The GHG and NH3 emissions were extrapolated from a per unit area to per surface area of the pile by multiplying the emissions (kg m−2) by the initial surface area of the piles (pile1 as m2).

The emissions as kg tonne−1 initial manure TC or TN were calculated by dividing the initial surface area of the piles (m2) by the initial surface area, multiplying the emissions by the kg tonne−1 initial DM manure, then multiplying by the fraction of initial TC or TN in the manure.

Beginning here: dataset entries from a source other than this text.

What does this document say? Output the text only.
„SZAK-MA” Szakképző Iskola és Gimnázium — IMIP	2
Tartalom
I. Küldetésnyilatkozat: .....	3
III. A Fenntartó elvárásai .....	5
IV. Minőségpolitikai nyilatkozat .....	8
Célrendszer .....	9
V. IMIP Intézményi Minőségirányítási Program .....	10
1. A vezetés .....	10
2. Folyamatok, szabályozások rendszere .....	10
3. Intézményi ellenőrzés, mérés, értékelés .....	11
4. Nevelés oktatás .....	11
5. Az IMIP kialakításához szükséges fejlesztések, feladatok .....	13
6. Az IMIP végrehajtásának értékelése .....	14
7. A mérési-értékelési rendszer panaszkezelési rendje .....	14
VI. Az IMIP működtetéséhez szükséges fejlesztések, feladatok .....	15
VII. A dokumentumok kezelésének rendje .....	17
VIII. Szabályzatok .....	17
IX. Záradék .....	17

Data handling and statistics

Manure chemical concentrations, % losses of DM, TC and TN from mass balance estimates, and cumulative GHG and NH3 emissions were subject to statistical analyses. Data were analysed using R Statistics (version 3.4.3). Normality of each dataset was tested using a Kolmogorov–Smirnov test and homogeneity of variance assessed using Levene's test. None of the data sets were transformed. To test for differences in manure chemical concentrations by handling method (compost and stockpile), additive (control, 3-NOP and 3-NOP + Mon) and day (1 vs 202), a three-factor mixed model ANOVA was conducted (nlme package in R), and when appropriate, post-hoc analysis was completed using a Tukey’s HSD Test (lsmeans package in R). To test for differences in cumulative GHG and NH3 emissions and % mass losses of DM, TC and TN by handling method (compost and stockpile) and additive (control, 3-NOP and 3-NOP + Mon), a two-factor mixed model ANOVA was used. In the mixed models, replicate was treated as a random effect and all other factors included in the model were treated as fixed effects. Significance was evaluated at P ≤ 0.10.